HARAVGİ gazetesinin bugünkü ana haberi “ Gerçeği saklıyorlar” başlığı altında Cumhurbaşkanı Dimitris Hristofyas’ın dün emekliler örgütü EKİSİ’nin Limasol’daki toplantısı sırasında yaptığı konuşması. Gazeteye göre Cumhurbaşkanı Hristofyas bankaların borçlarının özünde kâr hırsları ile yanlış faaliyetlerinden geldiğini söyledi ve krizin küresel boyutta, Avrupa boyutunda ve Kıbrıs’taki nedenlerinin analizi için doğu ve objektif değerlendirmeler yapılmasını istedi. Bazılarının gözlerinin kapatıp küresel krizin sorumlusu olarak da Hristofyas ile hükümetini görmek istediklerine dikkat çekti. Hükümetinin yaptığı tüm olumlu şeylerin gizli tutulmaya çalışıldığını da belirtti ve ülkede gerçeğin yerini alması gerektiğine vurgu yaptı.  “Bu hükümetin bizim için neler yaptığını halka söylememiz gerekir.  Eğer bugün bir başka hükümet olsaydı Troyka ve diğer gelecek olanlarla çakışmış durumda olacaktı” dedi.  Kıbrıs bankaları ile ilgili konuşurken de “ Almanlar Yunanistan devlet tahvillerini ellerinden çıkarırken bizimkiler gidip alıyordu” dedi ve bu durumun sorumlusunun hükümet olup olmadığını sordu.
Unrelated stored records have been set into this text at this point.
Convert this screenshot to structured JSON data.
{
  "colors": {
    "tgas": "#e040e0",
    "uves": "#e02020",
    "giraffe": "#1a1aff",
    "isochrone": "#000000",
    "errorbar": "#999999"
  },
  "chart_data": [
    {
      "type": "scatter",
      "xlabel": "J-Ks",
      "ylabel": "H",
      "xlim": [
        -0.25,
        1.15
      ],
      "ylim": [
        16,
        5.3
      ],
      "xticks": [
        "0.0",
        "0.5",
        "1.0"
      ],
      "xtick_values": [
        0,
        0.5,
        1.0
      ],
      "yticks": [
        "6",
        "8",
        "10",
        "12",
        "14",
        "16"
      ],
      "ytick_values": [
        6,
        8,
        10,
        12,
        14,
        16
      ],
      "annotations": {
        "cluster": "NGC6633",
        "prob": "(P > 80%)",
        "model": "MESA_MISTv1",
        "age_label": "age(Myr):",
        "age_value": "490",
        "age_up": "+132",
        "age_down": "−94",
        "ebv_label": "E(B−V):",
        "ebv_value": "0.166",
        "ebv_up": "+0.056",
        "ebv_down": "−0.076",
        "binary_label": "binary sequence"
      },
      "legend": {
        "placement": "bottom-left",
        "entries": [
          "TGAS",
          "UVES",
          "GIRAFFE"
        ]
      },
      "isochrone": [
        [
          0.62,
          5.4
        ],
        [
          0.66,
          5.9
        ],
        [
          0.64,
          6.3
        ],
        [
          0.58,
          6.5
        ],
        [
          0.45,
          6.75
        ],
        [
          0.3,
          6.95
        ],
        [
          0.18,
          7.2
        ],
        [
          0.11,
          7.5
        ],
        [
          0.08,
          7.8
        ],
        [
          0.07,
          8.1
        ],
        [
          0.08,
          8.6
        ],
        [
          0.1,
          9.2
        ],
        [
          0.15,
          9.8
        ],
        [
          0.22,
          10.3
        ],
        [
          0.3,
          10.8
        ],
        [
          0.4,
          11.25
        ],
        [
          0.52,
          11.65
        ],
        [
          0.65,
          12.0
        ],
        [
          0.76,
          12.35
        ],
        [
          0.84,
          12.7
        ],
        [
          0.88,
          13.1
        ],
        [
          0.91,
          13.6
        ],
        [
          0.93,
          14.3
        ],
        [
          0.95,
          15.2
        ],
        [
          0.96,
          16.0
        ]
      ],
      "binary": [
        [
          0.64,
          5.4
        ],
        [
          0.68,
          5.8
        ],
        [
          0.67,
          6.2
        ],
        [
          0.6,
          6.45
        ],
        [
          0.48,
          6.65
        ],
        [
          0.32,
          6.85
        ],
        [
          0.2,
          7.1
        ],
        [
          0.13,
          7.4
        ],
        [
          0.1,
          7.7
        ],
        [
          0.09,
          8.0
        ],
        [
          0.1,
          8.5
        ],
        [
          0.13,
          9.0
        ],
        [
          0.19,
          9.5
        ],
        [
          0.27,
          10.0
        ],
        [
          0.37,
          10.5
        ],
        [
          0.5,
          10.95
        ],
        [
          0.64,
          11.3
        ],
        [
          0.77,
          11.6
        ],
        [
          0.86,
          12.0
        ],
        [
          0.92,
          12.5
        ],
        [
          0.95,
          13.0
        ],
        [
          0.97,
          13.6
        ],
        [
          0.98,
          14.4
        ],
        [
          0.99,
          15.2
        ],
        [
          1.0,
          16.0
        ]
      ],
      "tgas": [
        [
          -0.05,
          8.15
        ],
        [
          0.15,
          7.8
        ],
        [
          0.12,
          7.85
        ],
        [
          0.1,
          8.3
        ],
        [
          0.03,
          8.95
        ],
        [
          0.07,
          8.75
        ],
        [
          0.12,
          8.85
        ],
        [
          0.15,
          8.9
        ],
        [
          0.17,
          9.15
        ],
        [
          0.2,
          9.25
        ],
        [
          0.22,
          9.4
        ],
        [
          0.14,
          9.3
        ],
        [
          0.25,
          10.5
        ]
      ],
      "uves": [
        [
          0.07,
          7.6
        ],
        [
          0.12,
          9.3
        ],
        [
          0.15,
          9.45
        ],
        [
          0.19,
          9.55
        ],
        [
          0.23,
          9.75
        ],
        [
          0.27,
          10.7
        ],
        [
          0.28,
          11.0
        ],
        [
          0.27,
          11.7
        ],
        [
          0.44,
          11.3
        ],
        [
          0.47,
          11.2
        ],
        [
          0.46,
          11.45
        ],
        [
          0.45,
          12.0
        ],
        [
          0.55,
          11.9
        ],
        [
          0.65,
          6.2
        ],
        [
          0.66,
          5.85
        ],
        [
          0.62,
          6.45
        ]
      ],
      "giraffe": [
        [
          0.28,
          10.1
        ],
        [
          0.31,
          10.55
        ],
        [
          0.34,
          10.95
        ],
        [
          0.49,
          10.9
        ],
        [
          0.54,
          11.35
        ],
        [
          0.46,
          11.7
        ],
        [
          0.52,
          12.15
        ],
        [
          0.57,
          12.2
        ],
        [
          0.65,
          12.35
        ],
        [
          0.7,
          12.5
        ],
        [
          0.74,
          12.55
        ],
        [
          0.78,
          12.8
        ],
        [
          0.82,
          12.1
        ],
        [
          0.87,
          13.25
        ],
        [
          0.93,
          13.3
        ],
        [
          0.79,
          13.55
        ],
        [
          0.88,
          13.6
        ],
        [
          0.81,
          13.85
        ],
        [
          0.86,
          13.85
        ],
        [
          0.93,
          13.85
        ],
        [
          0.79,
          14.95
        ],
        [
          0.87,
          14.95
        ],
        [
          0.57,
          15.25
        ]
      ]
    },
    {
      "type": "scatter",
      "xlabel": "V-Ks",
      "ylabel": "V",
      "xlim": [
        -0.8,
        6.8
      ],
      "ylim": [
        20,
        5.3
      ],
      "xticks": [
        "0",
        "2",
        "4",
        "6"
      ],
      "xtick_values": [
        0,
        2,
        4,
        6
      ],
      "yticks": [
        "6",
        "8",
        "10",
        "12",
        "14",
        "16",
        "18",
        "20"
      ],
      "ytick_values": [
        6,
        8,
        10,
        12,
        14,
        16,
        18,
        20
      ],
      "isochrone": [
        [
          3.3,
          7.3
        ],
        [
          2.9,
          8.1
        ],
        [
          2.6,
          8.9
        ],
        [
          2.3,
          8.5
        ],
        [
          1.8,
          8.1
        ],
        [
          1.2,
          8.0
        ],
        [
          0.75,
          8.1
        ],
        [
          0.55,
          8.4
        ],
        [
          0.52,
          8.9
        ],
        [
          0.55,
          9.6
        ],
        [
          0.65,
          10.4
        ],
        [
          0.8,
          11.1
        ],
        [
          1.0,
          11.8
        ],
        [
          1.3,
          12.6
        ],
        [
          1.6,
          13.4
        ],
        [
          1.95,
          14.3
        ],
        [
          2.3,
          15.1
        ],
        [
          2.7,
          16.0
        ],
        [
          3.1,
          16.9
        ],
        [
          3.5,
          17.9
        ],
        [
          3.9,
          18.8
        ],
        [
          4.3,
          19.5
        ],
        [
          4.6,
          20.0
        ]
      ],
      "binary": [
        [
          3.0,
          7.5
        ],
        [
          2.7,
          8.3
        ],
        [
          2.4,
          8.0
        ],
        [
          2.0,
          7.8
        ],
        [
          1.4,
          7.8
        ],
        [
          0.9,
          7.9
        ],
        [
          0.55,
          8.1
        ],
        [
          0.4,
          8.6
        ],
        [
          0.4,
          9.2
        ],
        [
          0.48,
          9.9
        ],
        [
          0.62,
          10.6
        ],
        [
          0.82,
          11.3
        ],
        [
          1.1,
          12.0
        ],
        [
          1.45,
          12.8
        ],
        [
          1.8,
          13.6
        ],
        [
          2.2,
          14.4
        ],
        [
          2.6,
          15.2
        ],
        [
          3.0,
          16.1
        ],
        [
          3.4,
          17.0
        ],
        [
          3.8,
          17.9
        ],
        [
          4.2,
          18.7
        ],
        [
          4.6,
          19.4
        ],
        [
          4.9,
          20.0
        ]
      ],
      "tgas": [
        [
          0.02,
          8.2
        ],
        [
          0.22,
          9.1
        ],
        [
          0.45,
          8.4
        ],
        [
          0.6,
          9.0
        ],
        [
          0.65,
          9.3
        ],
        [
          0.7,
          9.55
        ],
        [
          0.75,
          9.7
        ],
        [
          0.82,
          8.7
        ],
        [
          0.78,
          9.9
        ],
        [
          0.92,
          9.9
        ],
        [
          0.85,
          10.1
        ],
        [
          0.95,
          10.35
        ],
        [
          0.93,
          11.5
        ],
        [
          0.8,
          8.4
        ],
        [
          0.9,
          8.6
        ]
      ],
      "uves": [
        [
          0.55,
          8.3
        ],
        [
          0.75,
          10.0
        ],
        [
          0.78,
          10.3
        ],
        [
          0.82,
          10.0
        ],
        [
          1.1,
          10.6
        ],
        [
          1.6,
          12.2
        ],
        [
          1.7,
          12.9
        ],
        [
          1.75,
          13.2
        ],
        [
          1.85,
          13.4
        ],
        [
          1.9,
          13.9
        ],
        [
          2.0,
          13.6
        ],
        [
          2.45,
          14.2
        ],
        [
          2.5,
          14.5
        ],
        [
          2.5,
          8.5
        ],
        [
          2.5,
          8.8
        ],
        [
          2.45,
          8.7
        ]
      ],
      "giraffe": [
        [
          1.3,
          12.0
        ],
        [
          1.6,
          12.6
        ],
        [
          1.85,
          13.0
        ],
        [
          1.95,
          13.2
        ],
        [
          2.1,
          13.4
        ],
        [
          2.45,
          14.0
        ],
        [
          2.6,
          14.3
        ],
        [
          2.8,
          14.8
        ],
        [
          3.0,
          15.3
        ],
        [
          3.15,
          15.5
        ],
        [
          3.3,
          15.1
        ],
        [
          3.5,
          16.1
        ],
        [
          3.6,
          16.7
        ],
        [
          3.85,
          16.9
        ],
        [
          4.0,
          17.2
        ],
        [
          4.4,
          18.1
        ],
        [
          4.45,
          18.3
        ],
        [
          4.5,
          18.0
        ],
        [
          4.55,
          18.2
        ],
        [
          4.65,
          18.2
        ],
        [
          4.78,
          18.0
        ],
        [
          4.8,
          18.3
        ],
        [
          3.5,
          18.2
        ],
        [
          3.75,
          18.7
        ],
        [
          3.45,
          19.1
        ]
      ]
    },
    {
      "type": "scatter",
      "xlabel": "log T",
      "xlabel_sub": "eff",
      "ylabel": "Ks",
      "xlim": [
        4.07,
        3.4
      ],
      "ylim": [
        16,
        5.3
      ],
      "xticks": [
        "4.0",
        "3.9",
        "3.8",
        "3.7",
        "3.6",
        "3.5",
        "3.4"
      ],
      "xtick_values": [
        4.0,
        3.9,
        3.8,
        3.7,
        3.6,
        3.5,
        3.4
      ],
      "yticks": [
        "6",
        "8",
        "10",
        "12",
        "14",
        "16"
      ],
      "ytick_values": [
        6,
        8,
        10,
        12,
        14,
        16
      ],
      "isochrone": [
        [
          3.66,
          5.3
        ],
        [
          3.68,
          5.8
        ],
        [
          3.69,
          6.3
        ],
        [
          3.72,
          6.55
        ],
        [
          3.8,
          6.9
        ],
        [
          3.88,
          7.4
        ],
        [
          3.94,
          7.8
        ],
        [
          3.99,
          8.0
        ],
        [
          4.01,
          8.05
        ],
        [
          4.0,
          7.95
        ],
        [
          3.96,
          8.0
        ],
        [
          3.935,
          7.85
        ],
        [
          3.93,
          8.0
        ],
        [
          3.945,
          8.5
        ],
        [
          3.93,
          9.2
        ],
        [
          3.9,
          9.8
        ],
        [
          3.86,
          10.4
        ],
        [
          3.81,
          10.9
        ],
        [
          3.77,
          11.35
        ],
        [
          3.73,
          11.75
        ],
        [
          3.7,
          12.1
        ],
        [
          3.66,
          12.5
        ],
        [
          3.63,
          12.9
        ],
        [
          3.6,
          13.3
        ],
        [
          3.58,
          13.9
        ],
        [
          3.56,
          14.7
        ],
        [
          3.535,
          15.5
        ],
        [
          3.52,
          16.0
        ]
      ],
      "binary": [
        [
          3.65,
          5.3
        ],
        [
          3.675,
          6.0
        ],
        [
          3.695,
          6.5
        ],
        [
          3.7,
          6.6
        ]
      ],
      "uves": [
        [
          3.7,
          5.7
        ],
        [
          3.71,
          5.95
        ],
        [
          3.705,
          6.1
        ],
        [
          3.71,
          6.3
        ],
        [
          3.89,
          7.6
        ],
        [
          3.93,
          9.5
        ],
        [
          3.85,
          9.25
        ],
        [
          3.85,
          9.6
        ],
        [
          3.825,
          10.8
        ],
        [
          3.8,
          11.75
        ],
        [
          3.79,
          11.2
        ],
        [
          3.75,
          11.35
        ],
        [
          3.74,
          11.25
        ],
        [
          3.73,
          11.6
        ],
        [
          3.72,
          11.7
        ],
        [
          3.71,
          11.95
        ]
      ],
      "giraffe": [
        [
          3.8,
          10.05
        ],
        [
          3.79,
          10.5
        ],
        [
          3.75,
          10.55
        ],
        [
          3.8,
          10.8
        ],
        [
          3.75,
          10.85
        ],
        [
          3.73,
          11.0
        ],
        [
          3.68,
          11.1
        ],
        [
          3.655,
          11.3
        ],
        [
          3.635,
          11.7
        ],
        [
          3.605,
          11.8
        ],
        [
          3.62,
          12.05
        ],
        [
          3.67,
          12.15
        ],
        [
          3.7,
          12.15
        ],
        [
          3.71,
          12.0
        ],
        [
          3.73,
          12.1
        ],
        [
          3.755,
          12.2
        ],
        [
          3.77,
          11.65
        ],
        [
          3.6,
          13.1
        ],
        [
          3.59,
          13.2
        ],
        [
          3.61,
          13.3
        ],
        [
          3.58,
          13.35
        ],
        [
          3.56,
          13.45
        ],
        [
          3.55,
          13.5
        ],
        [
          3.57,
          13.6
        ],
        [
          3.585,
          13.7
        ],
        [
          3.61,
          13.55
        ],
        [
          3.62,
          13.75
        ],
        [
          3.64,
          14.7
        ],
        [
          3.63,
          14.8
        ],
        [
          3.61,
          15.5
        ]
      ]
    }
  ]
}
Gazetenin diğer haberlerinden bazıları

İçişleri bakanı Eleni Mavru iki sanatçı, barış ve yeniden yakınlaşma mücadelecisi, Kirliças ile Köseoğlu için düzenlenen bir anma toplantısında konuşurken onların zor tarihi dönemlerde, kin ve nefret dolu bir dönemde kültür alanındaki çalışmaları ve sosyal direnişleriyle ilham kaynağı olduklarını söyledi.   

İşgal bölgesinde biriken çöpler nedeniyle sağlık birimleri önlem alıyor. Bu çöplerin özgür bölgeye de olası olumsuz etkisini engellemek amacıyla bazı önleyici önlemler alındı.